My teacher always says, “You’re not going to get any brownie points trying to be like Gumby.”  What does that mean?  Just love yourself the way you are, right now, today.  Be gentle with yourself by releasing any self criticism, even if it is for a few moments in the day or the hour that you practice yoga, allowing your body to just go with the flow.  It feels so much better.

Friday, December 11, 2009

Yoga: A Guide to Self Love

This is a story, not about tragedy, but about healing.  More than 25 years ago, I was raped by two young men, one of which was a football star at the high school I attended.  It was a devastating time for me and for my family.  Up until my teens I was a pretty happy kid.  I had parents and sisters who loved me and I had very happy memories of my childhood.  The rape along with some other unfortunate experiences seemed to put the nails in my coffin. 


For many years I felt very ashamed and struggled with self-confidence, self-love and security evident in the promiscuity that followed.  For years I brushed it off, never understanding why I engaged in such self-destructive behavior, such as drinking too much, pleasing people to the point of losing myself and compromising my own integrity.  I took three showers a day plus a bath or two trying to wash away the dirt.  I never felt quite clean enough.


Any tragedy such as physical abuse of any kind, emotional abuse, the loss of a loved one, sickness or other experiences that leave us with a feeling of devastation, hopelessness, anger, resentment, depression, worthlessness or any other feeling that just doesn’t feel good need no longer keep us from experiencing the world as a beautiful place.  The healing begins when we begin to love ourselves.  When we begin to experience ourselves as loveable, the label of victim no longer serves us.  The more we love ourselves, the more empowered we become.


It was about ten years ago when I took my very first yoga class.  Being an athlete most of my life, I powered through all the poses.  It was held in a gym, so there wasn’t much talk about Patangali’s eight limbed path or the emotional side of yoga.  I was just proud I could do a handstand with no problem.  Over ten years, I read as much spiritually based material I could get my hands on, including books by Marianne Williamson, Gary Zukav, Louise Hayes and many many more.  Two years ago, I took a life transition course with Nella Barkley (The Crystal-Barkley Corp), and after much time and two binders full of work , my true desires started to surface.  I knew I really wanted to serve in a way that would help people everywhere heal from emotional hurt.  I wanted to open my heart and love people and I knew I wanted those people to feel loved. 

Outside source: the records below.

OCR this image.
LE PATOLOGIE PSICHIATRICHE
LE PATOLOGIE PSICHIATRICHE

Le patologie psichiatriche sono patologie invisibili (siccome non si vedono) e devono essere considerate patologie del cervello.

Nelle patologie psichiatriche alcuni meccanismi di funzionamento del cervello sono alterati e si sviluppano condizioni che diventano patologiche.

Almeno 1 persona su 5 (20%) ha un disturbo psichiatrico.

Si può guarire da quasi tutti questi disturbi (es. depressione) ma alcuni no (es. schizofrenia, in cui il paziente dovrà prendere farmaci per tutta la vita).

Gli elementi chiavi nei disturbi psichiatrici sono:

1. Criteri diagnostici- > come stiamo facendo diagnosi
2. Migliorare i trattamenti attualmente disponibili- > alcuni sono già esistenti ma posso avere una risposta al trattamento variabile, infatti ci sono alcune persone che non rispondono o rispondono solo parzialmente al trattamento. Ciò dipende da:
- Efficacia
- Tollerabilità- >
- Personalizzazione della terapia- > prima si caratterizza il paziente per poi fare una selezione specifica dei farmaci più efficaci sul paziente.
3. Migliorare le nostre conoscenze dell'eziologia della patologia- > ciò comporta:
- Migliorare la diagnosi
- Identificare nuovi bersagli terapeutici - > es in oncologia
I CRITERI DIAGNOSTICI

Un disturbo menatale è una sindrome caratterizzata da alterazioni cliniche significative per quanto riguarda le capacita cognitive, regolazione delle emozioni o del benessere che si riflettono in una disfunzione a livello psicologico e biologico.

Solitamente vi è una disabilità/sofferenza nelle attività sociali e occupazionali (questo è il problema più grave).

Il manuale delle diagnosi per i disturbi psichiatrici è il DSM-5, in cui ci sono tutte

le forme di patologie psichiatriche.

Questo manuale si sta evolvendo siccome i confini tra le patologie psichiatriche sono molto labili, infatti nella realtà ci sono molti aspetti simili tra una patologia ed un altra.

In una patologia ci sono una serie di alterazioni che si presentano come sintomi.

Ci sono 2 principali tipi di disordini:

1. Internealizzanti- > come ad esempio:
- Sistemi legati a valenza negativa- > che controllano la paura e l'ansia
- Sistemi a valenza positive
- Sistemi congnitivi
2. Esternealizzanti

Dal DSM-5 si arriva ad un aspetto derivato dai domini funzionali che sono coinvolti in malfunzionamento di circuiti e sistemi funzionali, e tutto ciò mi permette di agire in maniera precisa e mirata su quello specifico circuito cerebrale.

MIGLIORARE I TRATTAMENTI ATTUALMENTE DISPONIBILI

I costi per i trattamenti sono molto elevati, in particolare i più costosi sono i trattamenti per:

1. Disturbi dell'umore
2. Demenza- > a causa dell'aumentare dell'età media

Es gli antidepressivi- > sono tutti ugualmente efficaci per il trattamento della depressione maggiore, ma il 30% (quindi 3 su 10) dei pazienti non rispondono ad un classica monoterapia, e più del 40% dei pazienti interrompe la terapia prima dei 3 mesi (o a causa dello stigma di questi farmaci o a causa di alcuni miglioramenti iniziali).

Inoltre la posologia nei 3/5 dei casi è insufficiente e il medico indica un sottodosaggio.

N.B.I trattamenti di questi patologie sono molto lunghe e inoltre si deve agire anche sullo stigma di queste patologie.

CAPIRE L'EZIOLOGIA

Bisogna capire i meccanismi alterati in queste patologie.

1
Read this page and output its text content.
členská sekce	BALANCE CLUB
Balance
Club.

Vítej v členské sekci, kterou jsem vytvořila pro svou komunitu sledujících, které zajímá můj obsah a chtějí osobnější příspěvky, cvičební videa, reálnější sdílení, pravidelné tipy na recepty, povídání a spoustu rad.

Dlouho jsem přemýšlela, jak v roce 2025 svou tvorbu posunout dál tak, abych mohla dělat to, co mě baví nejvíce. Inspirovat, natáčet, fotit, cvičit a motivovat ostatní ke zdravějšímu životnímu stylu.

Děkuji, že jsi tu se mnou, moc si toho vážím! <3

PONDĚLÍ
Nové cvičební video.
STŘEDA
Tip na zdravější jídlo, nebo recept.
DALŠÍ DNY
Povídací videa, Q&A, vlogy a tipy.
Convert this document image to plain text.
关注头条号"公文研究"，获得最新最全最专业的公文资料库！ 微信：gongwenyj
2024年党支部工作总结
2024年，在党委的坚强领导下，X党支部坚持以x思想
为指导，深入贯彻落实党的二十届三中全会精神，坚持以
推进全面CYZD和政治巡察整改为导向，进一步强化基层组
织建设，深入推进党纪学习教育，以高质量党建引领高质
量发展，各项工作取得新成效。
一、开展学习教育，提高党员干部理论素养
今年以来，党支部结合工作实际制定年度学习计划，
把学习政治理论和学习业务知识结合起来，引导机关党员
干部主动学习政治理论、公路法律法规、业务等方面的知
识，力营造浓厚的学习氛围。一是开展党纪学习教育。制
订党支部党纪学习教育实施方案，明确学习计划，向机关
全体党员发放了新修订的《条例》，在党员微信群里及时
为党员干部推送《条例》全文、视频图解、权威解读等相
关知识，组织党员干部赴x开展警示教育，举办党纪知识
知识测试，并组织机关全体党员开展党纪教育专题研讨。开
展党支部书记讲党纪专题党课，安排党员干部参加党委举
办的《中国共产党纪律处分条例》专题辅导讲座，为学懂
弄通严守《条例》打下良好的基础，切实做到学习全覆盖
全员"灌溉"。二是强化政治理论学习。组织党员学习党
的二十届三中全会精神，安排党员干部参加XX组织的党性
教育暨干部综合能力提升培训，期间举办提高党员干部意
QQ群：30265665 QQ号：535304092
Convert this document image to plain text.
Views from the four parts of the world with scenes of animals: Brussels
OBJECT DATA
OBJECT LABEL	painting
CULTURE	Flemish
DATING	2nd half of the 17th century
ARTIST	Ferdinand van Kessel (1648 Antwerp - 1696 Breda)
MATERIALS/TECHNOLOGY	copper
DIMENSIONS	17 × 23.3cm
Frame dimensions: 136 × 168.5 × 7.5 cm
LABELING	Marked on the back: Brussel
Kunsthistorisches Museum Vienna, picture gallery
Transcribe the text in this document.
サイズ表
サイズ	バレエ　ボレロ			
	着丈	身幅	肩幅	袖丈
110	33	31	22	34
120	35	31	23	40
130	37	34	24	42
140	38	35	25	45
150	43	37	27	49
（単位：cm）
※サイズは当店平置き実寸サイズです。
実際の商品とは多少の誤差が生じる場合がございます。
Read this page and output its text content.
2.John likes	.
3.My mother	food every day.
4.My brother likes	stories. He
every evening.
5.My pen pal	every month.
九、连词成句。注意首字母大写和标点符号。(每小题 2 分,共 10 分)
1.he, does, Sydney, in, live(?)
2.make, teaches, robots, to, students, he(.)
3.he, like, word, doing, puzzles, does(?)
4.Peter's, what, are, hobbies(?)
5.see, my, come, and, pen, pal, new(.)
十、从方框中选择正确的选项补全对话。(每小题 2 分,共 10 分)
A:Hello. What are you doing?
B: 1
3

 I decided to become a yoga teacher, a decision in which I live in appreciation every day.  It was during that time in yoga teacher training that I really began to see myself differently, to see myself and experience myself as a loving, loveable human being.  The stillness of yoga, the movement of yoga, the surrender of the pose, the quiet time, allows me to appreciate myself for who I am.  Do I still try to power through yoga poses?  Yes.  Do I need to remind myself that resistance is no longer needed?  Yes.  This blog is all about the healing power that lies within us.  Touching base with the soul every day does the heart, body and spirit good.  Please join me as we journey together to release the patterns of our lives that no longer serve us and to gain a sense of self, clarity and peace.